Betroffenenbeirat: Kölner Gutachten fehlt moralische Bewertung

Betroffenenbeirat: Kölner Gutachten fehlt moralische Bewertung

Bonn (epd). Für den Betroffenenbeirat der katholischen Deutschen Bischofskonferenz sind die Ereignisse rund um die Veröffentlichung des Kölner Missbrauchsgutachtens nach eigenen Worten "irritierend und schmerzhaft" gewesen. So habe etwa "die mediale Inszenierung" rund um die Vorstellung des Rechtsgutachtens des Kölner Strafrechtlers Björn Gercke die Perspektive der Betroffenen unberücksichtig gelassen, teilte der Betroffenenbeirat in einer am Dienstag veröffentlichten Erklärung mit. Gercke hatte am 18. März Ergebnisse über den Umgang mit Missbrauchsfällen in der Leitung des Erzbistums Köln von 1975 bis 2018 vorgestellt. Mehrere Bischöfe, darunter die ehemaligen Erzbischöfe von Köln, Joachim Meisner und Joseph Höffner, waren darin belastet worden, Missbrauch vertuscht und die Täter geschützt zu haben. Der amtierenden Erzbischof Kardinal Rainer Maria Woelki wurden hingegen keine Pflichtverletzungen nachgewiesen.

Die Untersuchung der Rechtsanwälte habe sich rein auf die juristische Bewertung konzentriert. "Diese Engführung von Aufarbeitung lässt Zweifel an einem kirchlichen Willen zu einer umfassenden und grundlegenden Aufarbeitung aufkommen", heißt es in der Stellungnahme. Im Gutachten würden die juristischen Pflichtverletzungen in ausreichendem Maße in den Blick genommen. "Die systemischen Ursachen wie Sexualmoral, Zölibat, Klerikalismus, Männerbündigkeit oder fehlende Partizipation von Frauen sind aber weitestgehend ausgeblendet oder werden gar nicht betrachtet", kritisierte der Betroffenenbeirat.
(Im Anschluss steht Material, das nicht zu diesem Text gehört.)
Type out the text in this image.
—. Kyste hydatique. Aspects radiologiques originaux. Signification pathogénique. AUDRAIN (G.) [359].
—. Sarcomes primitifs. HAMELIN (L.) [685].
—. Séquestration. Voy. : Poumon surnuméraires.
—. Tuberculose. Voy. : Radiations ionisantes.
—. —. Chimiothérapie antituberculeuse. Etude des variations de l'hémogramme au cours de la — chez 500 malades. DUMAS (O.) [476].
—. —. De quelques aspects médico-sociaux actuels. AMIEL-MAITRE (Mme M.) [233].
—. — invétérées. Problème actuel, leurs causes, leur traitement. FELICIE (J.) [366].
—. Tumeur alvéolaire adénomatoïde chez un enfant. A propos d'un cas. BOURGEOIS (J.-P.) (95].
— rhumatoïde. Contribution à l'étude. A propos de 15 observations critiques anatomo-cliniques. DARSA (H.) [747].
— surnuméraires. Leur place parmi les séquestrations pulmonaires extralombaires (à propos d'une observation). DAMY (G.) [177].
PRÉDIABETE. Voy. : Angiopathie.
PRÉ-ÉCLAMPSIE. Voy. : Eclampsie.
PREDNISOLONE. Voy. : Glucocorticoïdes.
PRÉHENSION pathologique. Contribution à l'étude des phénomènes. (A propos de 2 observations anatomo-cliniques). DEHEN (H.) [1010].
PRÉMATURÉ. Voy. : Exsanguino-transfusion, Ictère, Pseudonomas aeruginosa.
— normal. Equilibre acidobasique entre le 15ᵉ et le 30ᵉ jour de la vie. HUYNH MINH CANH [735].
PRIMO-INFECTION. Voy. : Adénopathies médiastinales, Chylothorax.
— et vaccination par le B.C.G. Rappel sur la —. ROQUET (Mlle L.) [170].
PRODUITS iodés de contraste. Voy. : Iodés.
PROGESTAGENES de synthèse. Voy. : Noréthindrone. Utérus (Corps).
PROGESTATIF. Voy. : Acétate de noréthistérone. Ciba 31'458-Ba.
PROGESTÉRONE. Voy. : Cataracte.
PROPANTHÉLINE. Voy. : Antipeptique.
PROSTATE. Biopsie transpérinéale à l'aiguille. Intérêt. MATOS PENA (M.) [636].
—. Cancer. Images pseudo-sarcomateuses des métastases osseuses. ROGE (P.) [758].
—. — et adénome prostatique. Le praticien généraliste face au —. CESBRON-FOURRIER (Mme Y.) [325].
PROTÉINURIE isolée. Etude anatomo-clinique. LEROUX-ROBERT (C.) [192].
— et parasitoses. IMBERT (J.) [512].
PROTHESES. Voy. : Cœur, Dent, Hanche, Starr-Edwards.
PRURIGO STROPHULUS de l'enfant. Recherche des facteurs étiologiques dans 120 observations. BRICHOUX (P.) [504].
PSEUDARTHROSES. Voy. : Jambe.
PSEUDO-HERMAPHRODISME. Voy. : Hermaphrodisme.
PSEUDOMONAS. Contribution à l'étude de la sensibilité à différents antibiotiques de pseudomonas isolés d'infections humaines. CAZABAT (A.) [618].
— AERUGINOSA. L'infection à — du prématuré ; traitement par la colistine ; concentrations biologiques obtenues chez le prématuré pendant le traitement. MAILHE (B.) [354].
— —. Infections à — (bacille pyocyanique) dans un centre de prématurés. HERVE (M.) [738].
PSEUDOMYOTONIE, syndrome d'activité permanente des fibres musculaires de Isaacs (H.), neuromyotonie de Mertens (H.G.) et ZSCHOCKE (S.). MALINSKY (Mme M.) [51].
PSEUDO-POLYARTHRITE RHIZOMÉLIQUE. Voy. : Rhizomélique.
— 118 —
"Angesichts des moralischen Selbstanspruchs der katholischen Kirche als 'Moralagentur' und angesichts des Prüfauftrages des Erzbistums Köln, der konsequent auch den kirchlichen Selbstanspruch in den Blick nehmen sollte, ist es für uns nicht einsichtig, dass ethisch-moralische Verfehlungen und Pflichtverletzungen im Gercke-Gutachten nicht bewertet wurden", heißt es in der Stellungnahme weiter. Wenn den betroffenen Menschen Gerechtigkeit widerfahren solle und wenn die Kirche zu einer neuen Glaubwürdigkeit finden wolle, dürfe die moralisch-ethische Ebene nicht unberücksichtigt bleiben, fordern die Betroffenen. Das Gutachten könne nur Teil der Aufarbeitung sein. Es müsse nun weitergehen mit der Aufarbeitung - interdisziplinär und unter Beteilung von Betroffenen.